Мы шли по шумному коридору, где не было ни души, но откуда-то лился громкий смех и музыка. Где-то за стенами пробегали раскаты смеха, свист и смех. Где-то гудела и веселилась толпа. По дороге я не удержалась и все же начала, в очередной раз, торговать собой. На сей раз, в ход пошла не только задница. Максим ничего не отвечал и на все мои предложения либо отмалчивался, либо ехидно улыбался.

Коридор закончился, и мы оказались в крохотном и очень темном закутке, больше смахивающем на тамбур – узком и длинном. Здесь голоса стали громче, и сильно чувствовался запах сигарет. Она стена полностью отсутствовала, и её заменяла высокая тяжелая портьера, похожая на занавес.
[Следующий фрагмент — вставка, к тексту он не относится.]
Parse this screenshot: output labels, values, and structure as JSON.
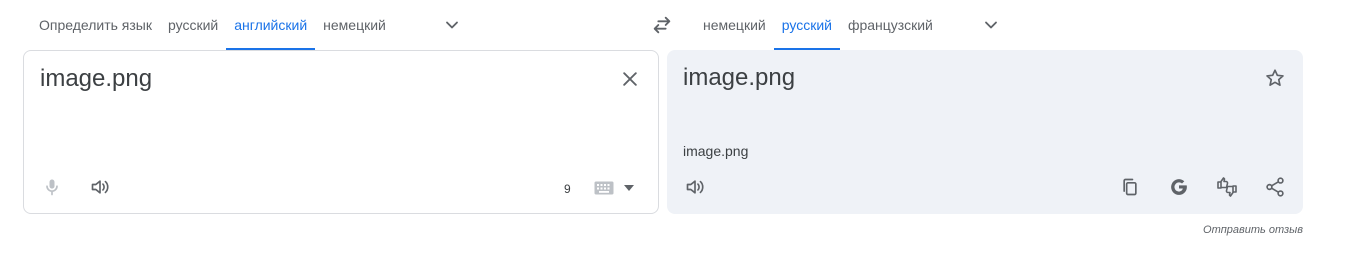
{
  "source_tabs": [
    {
      "label": "Определить язык",
      "active": false
    },
    {
      "label": "русский",
      "active": false
    },
    {
      "label": "английский",
      "active": true
    },
    {
      "label": "немецкий",
      "active": false
    }
  ],
  "target_tabs": [
    {
      "label": "немецкий",
      "active": false
    },
    {
      "label": "русский",
      "active": true
    },
    {
      "label": "французский",
      "active": false
    }
  ],
  "source": {
    "text": "image.png",
    "char_count": "9",
    "icons": [
      "close-icon",
      "microphone-icon",
      "speaker-icon",
      "keyboard-icon",
      "caret-down-icon"
    ]
  },
  "target": {
    "text": "image.png",
    "transliteration": "image.png",
    "icons": [
      "star-icon",
      "speaker-icon",
      "copy-icon",
      "google-icon",
      "feedback-thumbs-icon",
      "share-icon"
    ]
  },
  "icons": {
    "swap": "swap-arrows-icon",
    "more_languages": "chevron-down-icon"
  },
  "footer": {
    "feedback_label": "Отправить отзыв"
  },
  "colors": {
    "accent": "#1a73e8",
    "target_bg": "#eff2f7",
    "border": "#dadce0",
    "text": "#3c4043",
    "muted": "#5f6368"
  }
}
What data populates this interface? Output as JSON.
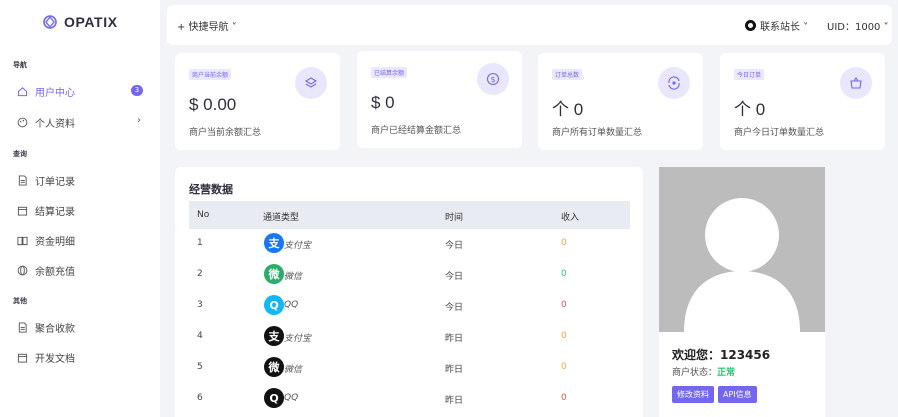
{
  "brand": {
    "name": "OPATIX"
  },
  "sidebar": {
    "sections": [
      "导航",
      "查询",
      "其他"
    ],
    "items": [
      {
        "label": "用户中心",
        "badge": "3",
        "icon": "home-icon"
      },
      {
        "label": "个人资料",
        "icon": "palette-icon"
      },
      {
        "label": "订单记录",
        "icon": "file-icon"
      },
      {
        "label": "结算记录",
        "icon": "calendar-icon"
      },
      {
        "label": "资金明细",
        "icon": "book-icon"
      },
      {
        "label": "余额充值",
        "icon": "globe-icon"
      },
      {
        "label": "聚合收款",
        "icon": "file-icon"
      },
      {
        "label": "开发文档",
        "icon": "calendar-icon"
      }
    ]
  },
  "topbar": {
    "quick_nav": "+ 快捷导航 ˅",
    "contact": "联系站长 ˅",
    "uid": "UID：1000 ˅"
  },
  "stats": [
    {
      "badge": "商户当前余额",
      "value": "$ 0.00",
      "desc": "商户当前余额汇总",
      "icon": "layers-icon"
    },
    {
      "badge": "已结算余额",
      "value": "$ 0",
      "desc": "商户已经结算金额汇总",
      "icon": "dollar-circle-icon"
    },
    {
      "badge": "订单总数",
      "value": "个 0",
      "desc": "商户所有订单数量汇总",
      "icon": "refresh-eye-icon"
    },
    {
      "badge": "今日订单",
      "value": "个 0",
      "desc": "商户今日订单数量汇总",
      "icon": "basket-icon"
    }
  ],
  "table": {
    "title": "经营数据",
    "headers": [
      "No",
      "通道类型",
      "时间",
      "收入"
    ],
    "rows": [
      {
        "no": "1",
        "channel": "支付宝",
        "time": "今日",
        "income": "0",
        "color": "#1677ff",
        "glyph": "支",
        "income_color": "#ff9f43"
      },
      {
        "no": "2",
        "channel": "微信",
        "time": "今日",
        "income": "0",
        "color": "#2aae67",
        "glyph": "微",
        "income_color": "#28c76f"
      },
      {
        "no": "3",
        "channel": "QQ",
        "time": "今日",
        "income": "0",
        "color": "#12b7f5",
        "glyph": "Q",
        "income_color": "#ea5455"
      },
      {
        "no": "4",
        "channel": "支付宝",
        "time": "昨日",
        "income": "0",
        "color": "#111111",
        "glyph": "支",
        "income_color": "#ff9f43"
      },
      {
        "no": "5",
        "channel": "微信",
        "time": "昨日",
        "income": "0",
        "color": "#111111",
        "glyph": "微",
        "income_color": "#ff9f43"
      },
      {
        "no": "6",
        "channel": "QQ",
        "time": "昨日",
        "income": "0",
        "color": "#111111",
        "glyph": "Q",
        "income_color": "#ea5455"
      }
    ]
  },
  "profile": {
    "welcome": "欢迎您：123456",
    "status_label": "商户状态：",
    "status_value": "正常",
    "edit_button": "修改资料",
    "api_button": "API信息"
  },
  "colors": {
    "accent": "#7367f0",
    "success": "#28c76f"
  }
}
Голоса лились из-за неё.

– Где мы? – спросила я. Голос мой дрожал, руки тряслись.

Максим ничего не ответил. В этот момент за занавесом раздался взрыв хохота, визга и улюлюканья. Я подпрыгнула, Максим дернулся и крепче стиснул мою руку. Внезапно из ниоткуда выросли двое. Один из них больно схватил меня за предплечье. Я пискнула, обернулась на него, а затем на второго – это были мужчины с холодными глазами и непроницаемыми лицами, до того спокойными, что от них становилось жутко. Это были охранники. Из той же породы, что стоят на входе в «Сказку» – лица у них разные, а выражения на них одинаковые.

Как только один из них схватил меня, Максим сразу же отпустил мою руку.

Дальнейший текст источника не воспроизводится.